The exciting question is whether a new corporate culture forged by the Asian way of doing business – more cautious, more network-oriented and not compelled to publish higher earnings on a quarterly basis – will emerge or whether the new multinational companies born out of Asia will adopt existing formulas.

The most likely outcome is a gradual transformation of corporate culture, depriving Western companies of their monopoly of not only doing business, but also drawing the lines in business culture. Admittedly, Japan, China, India and Southeast Asian countries have striking dissimilarities in business practices, much like the differences in US and European practices. Still the fundamental difference between Asian and Western business culture remains the Western focus on short-term profits, a factor that was instrumental in the Enron and WorldCom disasters.

The reaction of the Western world to Asia’s rise is defensive in nature, bordering on protectionism. For decades, the Western world, in particular the US, praised the free market, free trade and all related principles. Now as newcomers like China and India use free competition to erode market shares of established powers, another tune is heard. The US imposed steel tariffs in 2002, Brazil disputed American cotton subsidies in 2005, and in July 2007 the US Senate Finance Committee voted 20-1 to allow US companies to seek anti-dumping duties on goods from any country that maintains a "fundamentally misaligned" exchange rate after being formally cited by the US. Final approval of the latter legislation is unlikely, but such moves signal a change of the tide.

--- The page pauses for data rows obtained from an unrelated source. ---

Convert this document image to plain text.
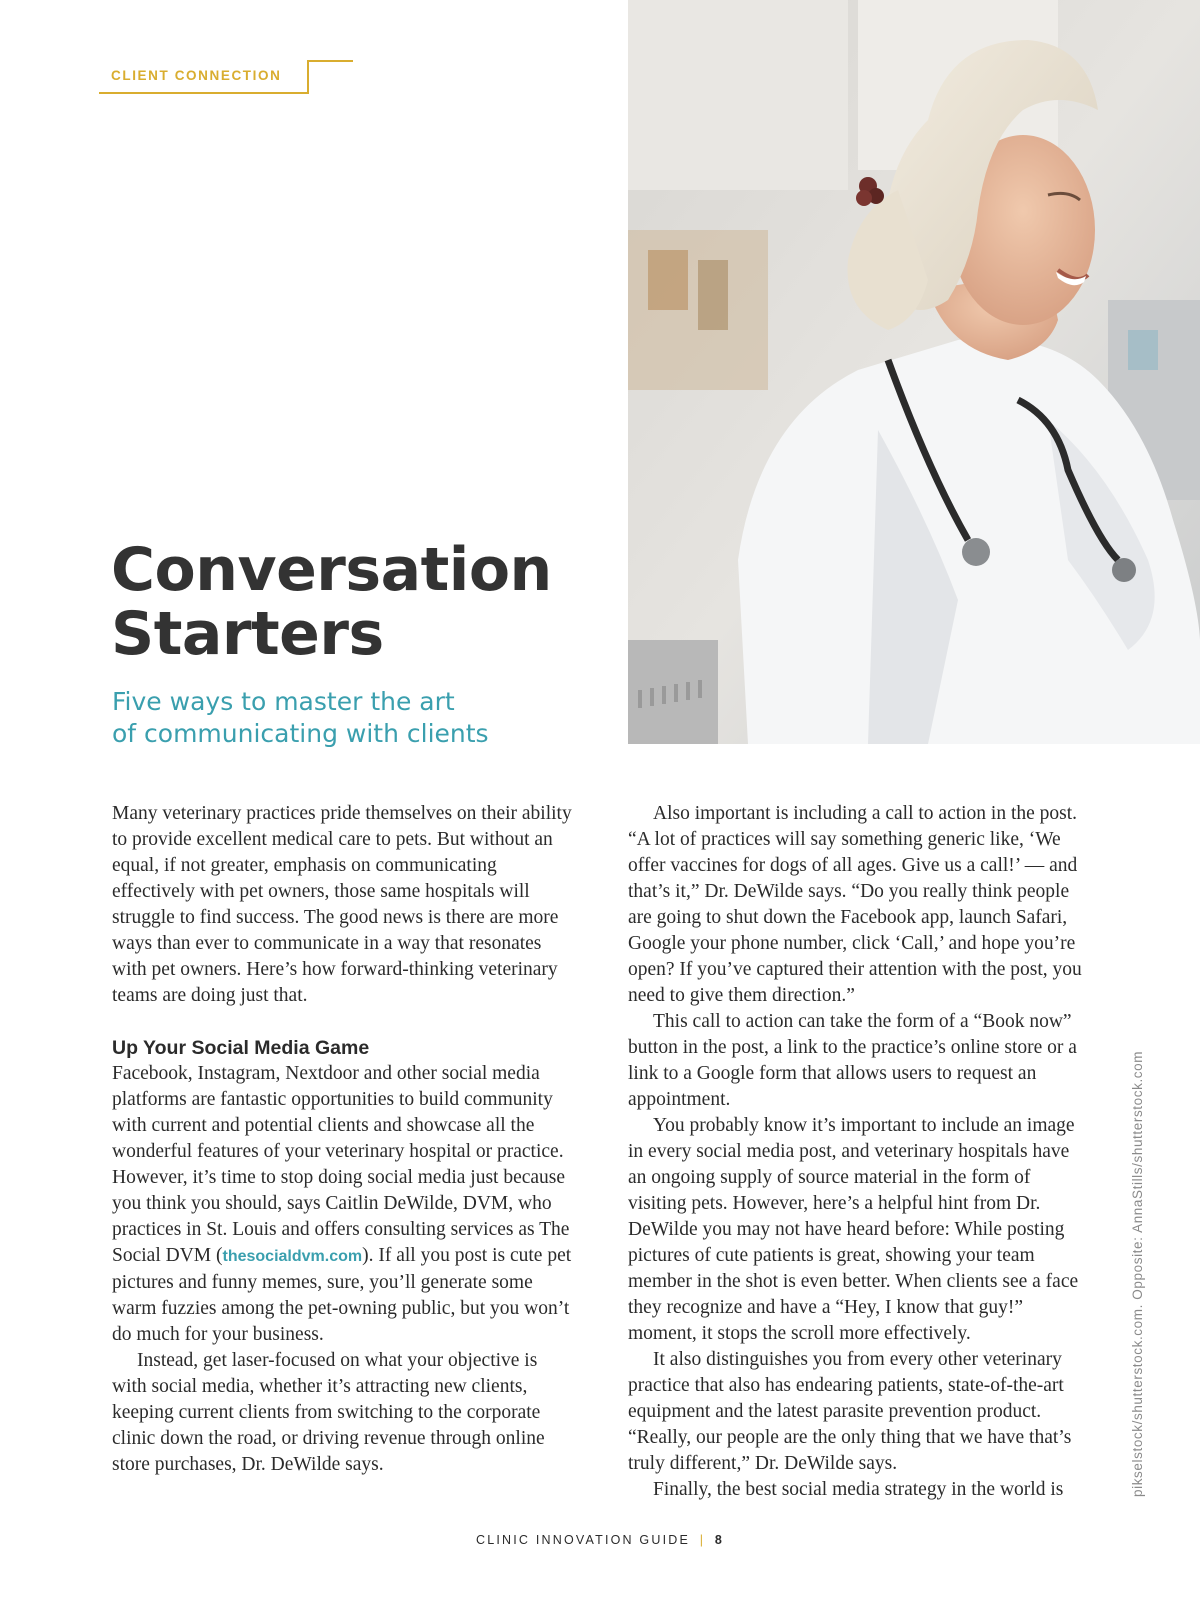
CLIENT CONNECTION
Conversation
Starters

Five ways to master the art
of communicating with clients

Many veterinary practices pride themselves on their ability to provide excellent medical care to pets. But without an equal, if not greater, emphasis on communicating effectively with pet owners, those same hospitals will struggle to find success. The good news is there are more ways than ever to communicate in a way that resonates with pet owners. Here’s how forward-thinking veterinary teams are doing just that.

Up Your Social Media Game

Facebook, Instagram, Nextdoor and other social media platforms are fantastic opportunities to build community with current and potential clients and showcase all the wonderful features of your veterinary hospital or practice. However, it’s time to stop doing social media just because you think you should, says Caitlin DeWilde, DVM, who practices in St. Louis and offers consulting services as The Social DVM (thesocialdvm.com). If all you post is cute pet pictures and funny memes, sure, you’ll generate some warm fuzzies among the pet-owning public, but you won’t do much for your business.

Instead, get laser-focused on what your objective is with social media, whether it’s attracting new clients, keeping current clients from switching to the corporate clinic down the road, or driving revenue through online store purchases, Dr. DeWilde says.

Also important is including a call to action in the post. “A lot of practices will say something generic like, ‘We offer vaccines for dogs of all ages. Give us a call!’ — and that’s it,” Dr. DeWilde says. “Do you really think people are going to shut down the Facebook app, launch Safari, Google your phone number, click ‘Call,’ and hope you’re open? If you’ve captured their attention with the post, you need to give them direction.”

This call to action can take the form of a “Book now” button in the post, a link to the practice’s online store or a link to a Google form that allows users to request an appointment.

You probably know it’s important to include an image in every social media post, and veterinary hospitals have an ongoing supply of source material in the form of visiting pets. However, here’s a helpful hint from Dr. DeWilde you may not have heard before: While posting pictures of cute patients is great, showing your team member in the shot is even better. When clients see a face they recognize and have a “Hey, I know that guy!” moment, it stops the scroll more effectively.

It also distinguishes you from every other veterinary practice that also has endearing patients, state-of-the-art equipment and the latest parasite prevention product. “Really, our people are the only thing that we have that’s truly different,” Dr. DeWilde says.

Finally, the best social media strategy in the world is	pikselstock/shutterstock.com. Opposite: AnnaStills/shutterstock.com
CLINIC INNOVATION GUIDE | 8
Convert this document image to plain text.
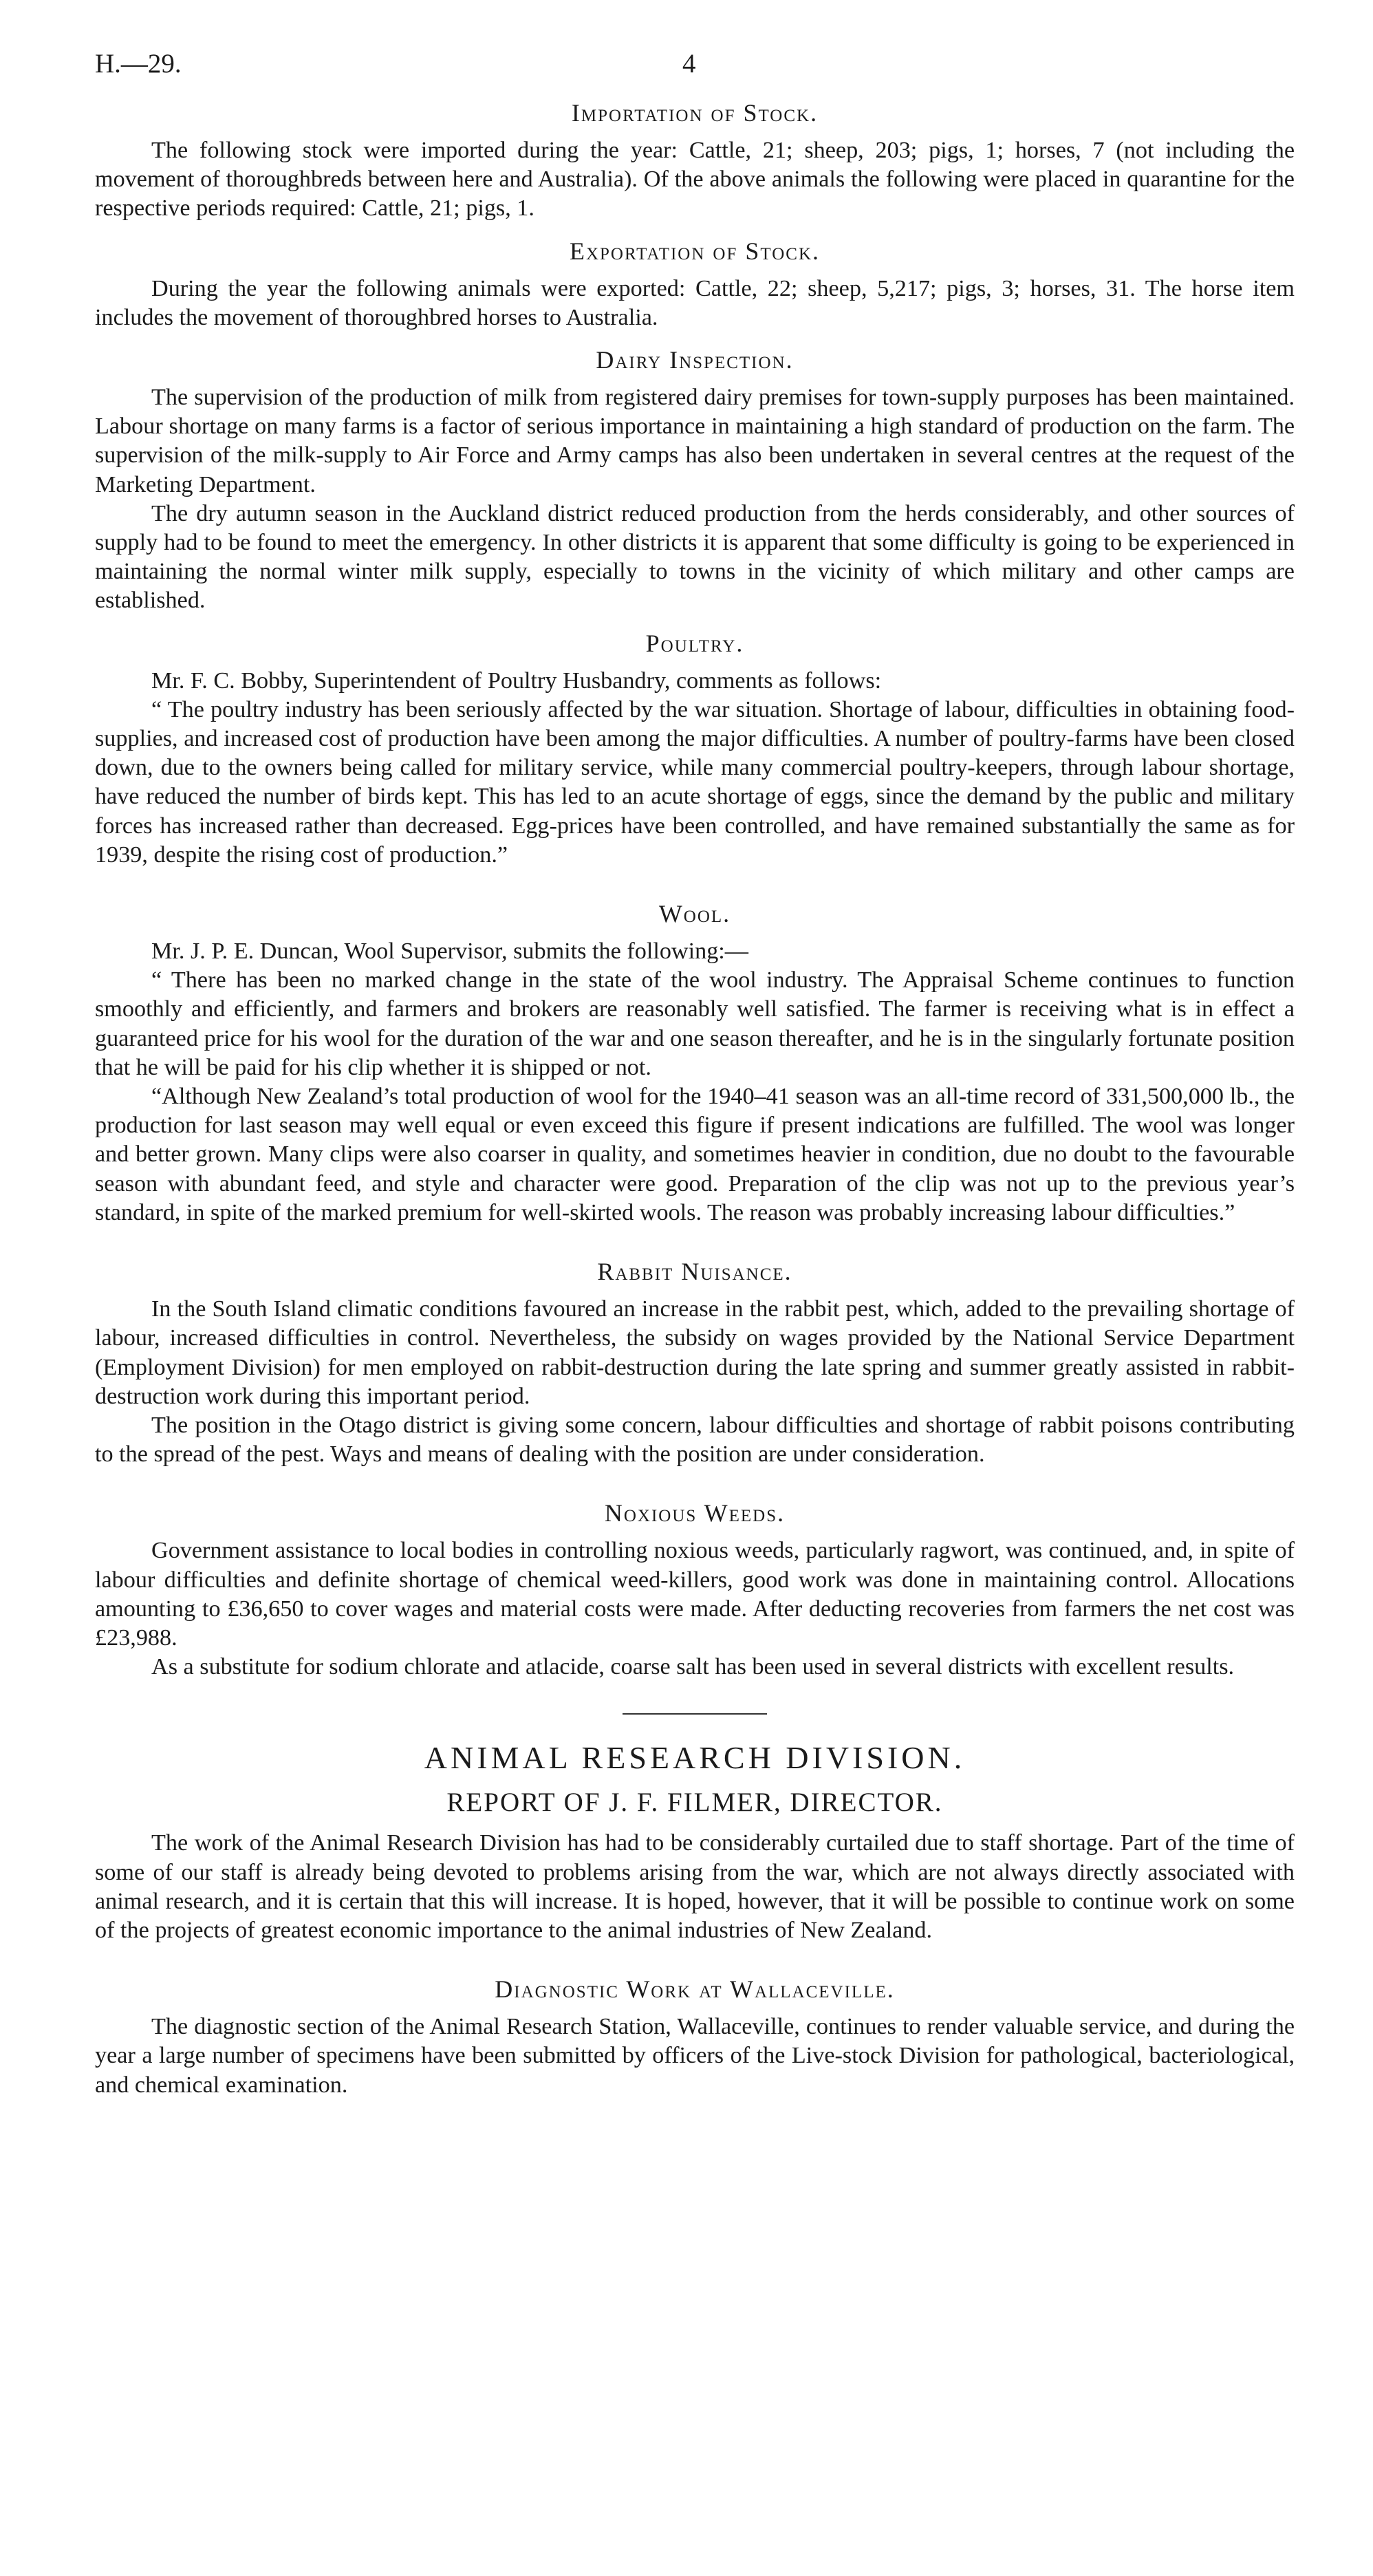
H.—29.	4
Importation of Stock.

The following stock were imported during the year: Cattle, 21; sheep, 203; pigs, 1; horses, 7 (not including the movement of thoroughbreds between here and Australia). Of the above animals the following were placed in quarantine for the respective periods required: Cattle, 21; pigs, 1.

Exportation of Stock.

During the year the following animals were exported: Cattle, 22; sheep, 5,217; pigs, 3; horses, 31. The horse item includes the movement of thoroughbred horses to Australia.

Dairy Inspection.

The supervision of the production of milk from registered dairy premises for town-supply purposes has been maintained. Labour shortage on many farms is a factor of serious importance in maintaining a high standard of production on the farm. The supervision of the milk-supply to Air Force and Army camps has also been undertaken in several centres at the request of the Marketing Department.

The dry autumn season in the Auckland district reduced production from the herds considerably, and other sources of supply had to be found to meet the emergency. In other districts it is apparent that some difficulty is going to be experienced in maintaining the normal winter milk supply, especially to towns in the vicinity of which military and other camps are established.

Poultry.

Mr. F. C. Bobby, Superintendent of Poultry Husbandry, comments as follows:

“ The poultry industry has been seriously affected by the war situation. Shortage of labour, difficulties in obtaining food-supplies, and increased cost of production have been among the major difficulties. A number of poultry-farms have been closed down, due to the owners being called for military service, while many commercial poultry-keepers, through labour shortage, have reduced the number of birds kept. This has led to an acute shortage of eggs, since the demand by the public and military forces has increased rather than decreased. Egg-prices have been controlled, and have remained substantially the same as for 1939, despite the rising cost of production.”

Wool.

Mr. J. P. E. Duncan, Wool Supervisor, submits the following:—

“ There has been no marked change in the state of the wool industry. The Appraisal Scheme continues to function smoothly and efficiently, and farmers and brokers are reasonably well satisfied. The farmer is receiving what is in effect a guaranteed price for his wool for the duration of the war and one season thereafter, and he is in the singularly fortunate position that he will be paid for his clip whether it is shipped or not.

“Although New Zealand’s total production of wool for the 1940–41 season was an all-time record of 331,500,000 lb., the production for last season may well equal or even exceed this figure if present indications are fulfilled. The wool was longer and better grown. Many clips were also coarser in quality, and sometimes heavier in condition, due no doubt to the favourable season with abundant feed, and style and character were good. Preparation of the clip was not up to the previous year’s standard, in spite of the marked premium for well-skirted wools. The reason was probably increasing labour difficulties.”

Rabbit Nuisance.

In the South Island climatic conditions favoured an increase in the rabbit pest, which, added to the prevailing shortage of labour, increased difficulties in control. Nevertheless, the subsidy on wages provided by the National Service Department (Employment Division) for men employed on rabbit-destruction during the late spring and summer greatly assisted in rabbit-destruction work during this important period.

The position in the Otago district is giving some concern, labour difficulties and shortage of rabbit poisons contributing to the spread of the pest. Ways and means of dealing with the position are under consideration.

Noxious Weeds.

Government assistance to local bodies in controlling noxious weeds, particularly ragwort, was continued, and, in spite of labour difficulties and definite shortage of chemical weed-killers, good work was done in maintaining control. Allocations amounting to £36,650 to cover wages and material costs were made. After deducting recoveries from farmers the net cost was £23,988.

As a substitute for sodium chlorate and atlacide, coarse salt has been used in several districts with excellent results.

ANIMAL RESEARCH DIVISION.
REPORT OF J. F. FILMER, DIRECTOR.

The work of the Animal Research Division has had to be considerably curtailed due to staff shortage. Part of the time of some of our staff is already being devoted to problems arising from the war, which are not always directly associated with animal research, and it is certain that this will increase. It is hoped, however, that it will be possible to continue work on some of the projects of greatest economic importance to the animal industries of New Zealand.

Diagnostic Work at Wallaceville.

The diagnostic section of the Animal Research Station, Wallaceville, continues to render valuable service, and during the year a large number of specimens have been submitted by officers of the Live-stock Division for pathological, bacteriological, and chemical examination.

The US and the EU criticize China for not appreciating its currency. More politicians question free trade as the best model in the era of globalization and talk about America’s economic sovereignty. And even as sovereign wealth funds bail out US financial firms from their sub-prime mess, politicians and investors fret about the size and goals of the funds, determined to set limits, as was done when the US Congress put a stop to the takeover of US ports by a Dubai-based consortium in 2006.

Asia may well solidify its position as the largest and most dynamic economy in the course of 2008. It remains to be seen, however, whether Asia is willing or indeed allowed to shoulder the political responsibility that comes with such power. Will the US and Europe relinquish institutional power that no longer reflects realities? One wonders how long members of the G-8 can discuss the global economy without China and India as permanent members and how the IMF can continue to function with imbalanced quotas – 16.79 percent for the US, 5.88 percent for Germany, 4.86 percent for each Britain and France, compared to 3.66 percent for China and 1.89 percent for India.

Such imbalance between wealth and power is a recipe for a global stalemate paralyzing any efforts to put together a framework to take over after the one so wisely crafted almost 60 years ago giving the world the trinity of the International Monetary Fund, the World Bank and the General Agreement on Tariffs and Trade.

Joergen Oerstroem Moeller is a visiting senior research fellow with the Institute of Southeast Asian Studies, Singapore, and adjunct professor with the Copenhagen Business School.